3) In a flat market, any currency pair can produce multiple false signals or none at all. In any case, the flat trend is not the best condition for trading.
4) Trading activities are confined between the onset of the European session and mid-way through the U.S. session, after which all open trades should be manually closed.
5) On the 30-minute timeframe, trades based on MACD signals are only advisable amidst substantial volatility and an established trend, confirmed either by a trendline or trend channel.
6) If two levels lie closely together (ranging from 5 to 15 pips apart), they should be considered as a support or resistance zone.
How to read charts:
Support and Resistance price levels can serve as targets when buying or selling.
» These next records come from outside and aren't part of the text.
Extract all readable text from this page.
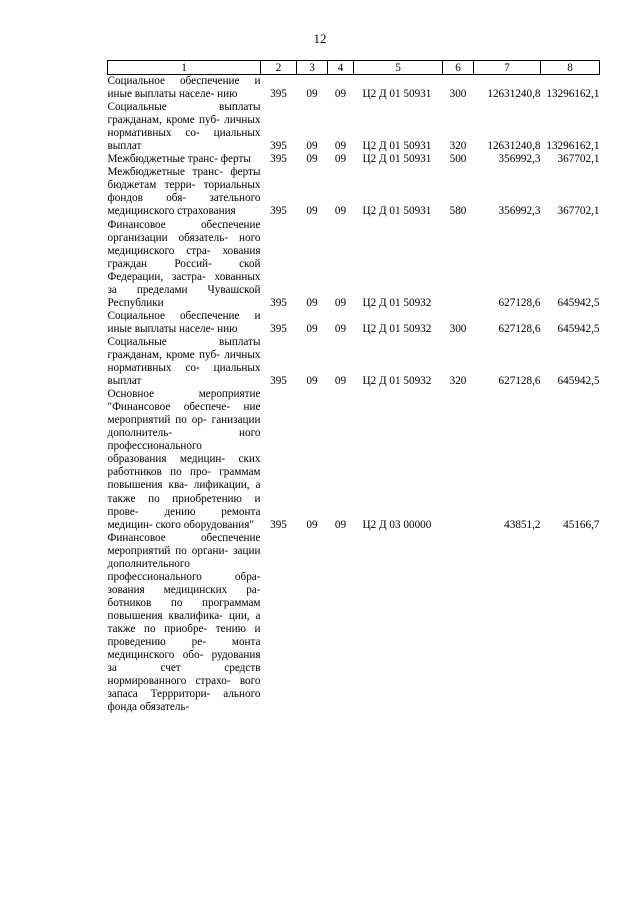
12
1	2	3	4	5	6	7	8
Социальное обеспечение и иные выплаты населе- нию	395	09	09	Ц2 Д 01 50931	300	12631240,8	13296162,1
Социальные выплаты гражданам, кроме пуб- личных нормативных со- циальных выплат	395	09	09	Ц2 Д 01 50931	320	12631240,8	13296162,1
Межбюджетные транс- ферты	395	09	09	Ц2 Д 01 50931	500	356992,3	367702,1
Межбюджетные транс- ферты бюджетам терри- ториальных фондов обя- зательного медицинского страхования	395	09	09	Ц2 Д 01 50931	580	356992,3	367702,1
Финансовое обеспечение организации обязатель- ного медицинского стра- хования граждан Россий- ской Федерации, застра- хованных за пределами Чувашской Республики	395	09	09	Ц2 Д 01 50932		627128,6	645942,5
Социальное обеспечение и иные выплаты населе- нию	395	09	09	Ц2 Д 01 50932	300	627128,6	645942,5
Социальные выплаты гражданам, кроме пуб- личных нормативных со- циальных выплат	395	09	09	Ц2 Д 01 50932	320	627128,6	645942,5
Основное мероприятие "Финансовое обеспече- ние мероприятий по ор- ганизации дополнитель- ного профессионального образования медицин- ских работников по про- граммам повышения ква- лификации, а также по приобретению и прове- дению ремонта медицин- ского оборудования"	395	09	09	Ц2 Д 03 00000		43851,2	45166,7
Финансовое обеспечение мероприятий по органи- зации дополнительного профессионального обра- зования медицинских ра- ботников по программам повышения квалифика- ции, а также по приобре- тению и проведению ре- монта медицинского обо- рудования за счет средств нормированного страхо- вого запаса Террритори- ального фонда обязатель-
You can place Take Profit levels near them.
Red lines represent channels or trend lines, depicting the current market trend and indicating the preferable trading direction.
The MACD(14,22,3) indicator, encompassing both the histogram and signal line, acts as an auxiliary tool and can also be used as a signal source.
Significant speeches and reports (always noted in the news calendar) can profoundly influence the price dynamics. Hence, trading during their release calls for heightened caution. It may be reasonable to exit the market to prevent abrupt price reversals against the prevailing trend.
Beginning traders should always remember that not every trade will yield profit. Establishing a clear strategy coupled with sound money management is the cornerstone of sustained trading success.